Helping to address gender inequality in Sudan
A success story from Mayo Displaced Camp, Khartoum State
Sudan’s civil war, now in its fourteenth year, has resulted in the largest internally displaced population the world has ever seen. Over four million people have been driven from their homes, destroying community structures and their way of life. An estimated 1.8 million of the country’s internal refugees are currently residing in four official displaced camps around the capital of Khartoum. Established in 1992, Mayo is one of these displaced camps. IRC has been implementing a development training program for men and women in Mayo since 1998 with the aim of empowering women in the displaced environment and establishing a more sustainable livelihood for them and their families.
The majority of Mayo’s residents live in simple housing constructed of mud, while others live in makeshift shelter made out of cardboard, sacks and plastic canvas.

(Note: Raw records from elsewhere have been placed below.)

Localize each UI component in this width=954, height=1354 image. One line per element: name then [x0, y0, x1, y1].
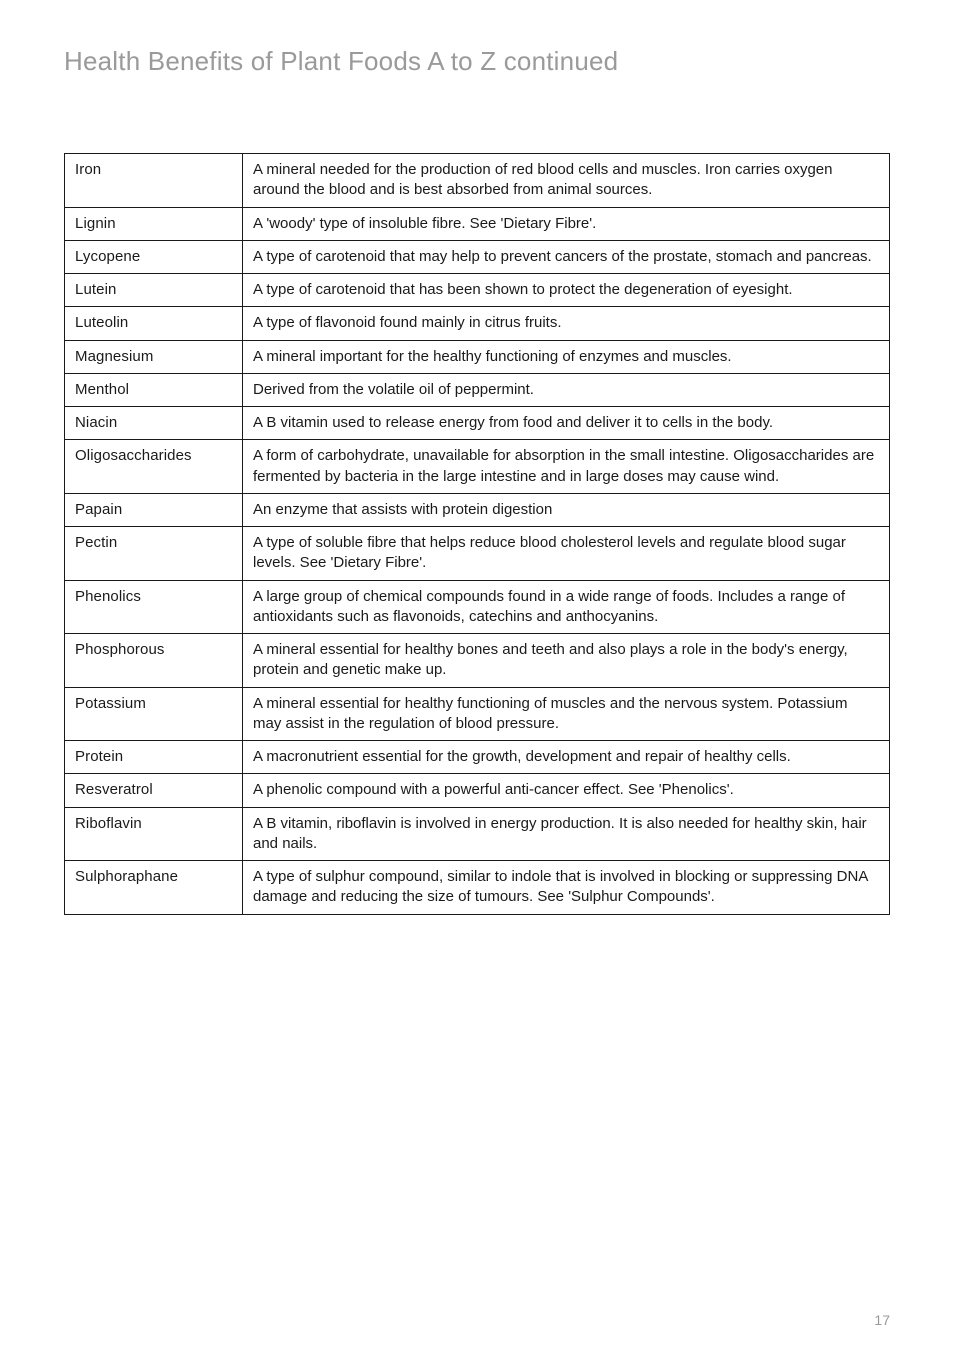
definition-cell: A mineral needed for the production of r…: [243, 154, 890, 208]
definition-cell: A B vitamin used to release energy from …: [243, 407, 890, 440]
definition-cell: Derived from the volatile oil of pepperm…: [243, 373, 890, 406]
table-row: Iron A mineral needed for the production…: [65, 154, 890, 208]
table-row: Potassium A mineral essential for health…: [65, 687, 890, 741]
term-cell: Protein: [65, 741, 243, 774]
table-row: Protein A macronutrient essential for th…: [65, 741, 890, 774]
definition-cell: An enzyme that assists with protein dige…: [243, 493, 890, 526]
term-cell: Oligosaccharides: [65, 440, 243, 494]
term-cell: Resveratrol: [65, 774, 243, 807]
glossary-tbody: Iron A mineral needed for the production…: [65, 154, 890, 915]
table-row: Sulphoraphane A type of sulphur compound…: [65, 861, 890, 915]
term-cell: Iron: [65, 154, 243, 208]
term-cell: Lignin: [65, 207, 243, 240]
page-title: Health Benefits of Plant Foods A to Z co…: [64, 46, 890, 77]
term-cell: Magnesium: [65, 340, 243, 373]
table-row: Lycopene A type of carotenoid that may h…: [65, 240, 890, 273]
definition-cell: A macronutrient essential for the growth…: [243, 741, 890, 774]
definition-cell: A type of carotenoid that may help to pr…: [243, 240, 890, 273]
term-cell: Luteolin: [65, 307, 243, 340]
table-row: Oligosaccharides A form of carbohydrate,…: [65, 440, 890, 494]
definition-cell: A form of carbohydrate, unavailable for …: [243, 440, 890, 494]
table-row: Phenolics A large group of chemical comp…: [65, 580, 890, 634]
table-row: Pectin A type of soluble fibre that help…: [65, 527, 890, 581]
table-row: Lignin A 'woody' type of insoluble fibre…: [65, 207, 890, 240]
definition-cell: A large group of chemical compounds foun…: [243, 580, 890, 634]
table-row: Magnesium A mineral important for the he…: [65, 340, 890, 373]
definition-cell: A mineral essential for healthy function…: [243, 687, 890, 741]
definition-cell: A type of carotenoid that has been shown…: [243, 274, 890, 307]
page-number: 17: [874, 1312, 890, 1328]
definition-cell: A type of sulphur compound, similar to i…: [243, 861, 890, 915]
table-row: Luteolin A type of flavonoid found mainl…: [65, 307, 890, 340]
definition-cell: A mineral essential for healthy bones an…: [243, 634, 890, 688]
definition-cell: A B vitamin, riboflavin is involved in e…: [243, 807, 890, 861]
table-row: Lutein A type of carotenoid that has bee…: [65, 274, 890, 307]
definition-cell: A mineral important for the healthy func…: [243, 340, 890, 373]
definition-cell: A type of soluble fibre that helps reduc…: [243, 527, 890, 581]
table-row: Phosphorous A mineral essential for heal…: [65, 634, 890, 688]
term-cell: Phenolics: [65, 580, 243, 634]
term-cell: Potassium: [65, 687, 243, 741]
term-cell: Niacin: [65, 407, 243, 440]
table-row: Riboflavin A B vitamin, riboflavin is in…: [65, 807, 890, 861]
table-row: Menthol Derived from the volatile oil of…: [65, 373, 890, 406]
term-cell: Riboflavin: [65, 807, 243, 861]
term-cell: Papain: [65, 493, 243, 526]
term-cell: Sulphoraphane: [65, 861, 243, 915]
table-row: Resveratrol A phenolic compound with a p…: [65, 774, 890, 807]
glossary-table: Iron A mineral needed for the production…: [64, 153, 890, 915]
definition-cell: A 'woody' type of insoluble fibre. See '…: [243, 207, 890, 240]
definition-cell: A type of flavonoid found mainly in citr…: [243, 307, 890, 340]
term-cell: Pectin: [65, 527, 243, 581]
definition-cell: A phenolic compound with a powerful anti…: [243, 774, 890, 807]
table-row: Papain An enzyme that assists with prote…: [65, 493, 890, 526]
term-cell: Menthol: [65, 373, 243, 406]
term-cell: Lycopene: [65, 240, 243, 273]
term-cell: Phosphorous: [65, 634, 243, 688]
term-cell: Lutein: [65, 274, 243, 307]
table-row: Niacin A B vitamin used to release energ…: [65, 407, 890, 440]
document-page: Health Benefits of Plant Foods A to Z co…: [0, 0, 954, 1354]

The people in Mayo camp were once proud cattle owners. Their livelihood was mainly that of subsistence agriculture.
Men and women observed clearly defined roles, with the men as the heads of households, breadwinners and decision makers while the women were responsible for domestic tasks and child-rearing. In the camp environment, these traditional roles are being challenged as both men and women struggle to develop strategies for survival.
Unemployment in the camps is rampant and many residents have had little or no opportunity for schooling. They frequently risk imprisonment as they are forced to resort to petty crime, prostitution or the illegal brewing of alcohol as a means of subsistence. In the camp setting, it is women who are increasingly shouldering the burden of multiple roles in order to be able to support themselves and their families.
IRC’s development training program is designed to address some of these issues and in particular to meet the needs of the camp’s female population. The program is aimed at the socio-economic empowerment of 700 displaced women in Mayo and the neighboring Jebel displaced camps.
The development program has four main components - awareness-raising training in issues pertaining to women’s rights and well-being, literacy, skills training and self-help saving and credit training. The daily management of the program operates from 2 main centers in the camps. Those involved in the training also participate in its design, ensuring that it relates to their day-to-day reality. This participatory approach to program design and implementation is helping to empower women who previously would not have been involved in decision-making processes.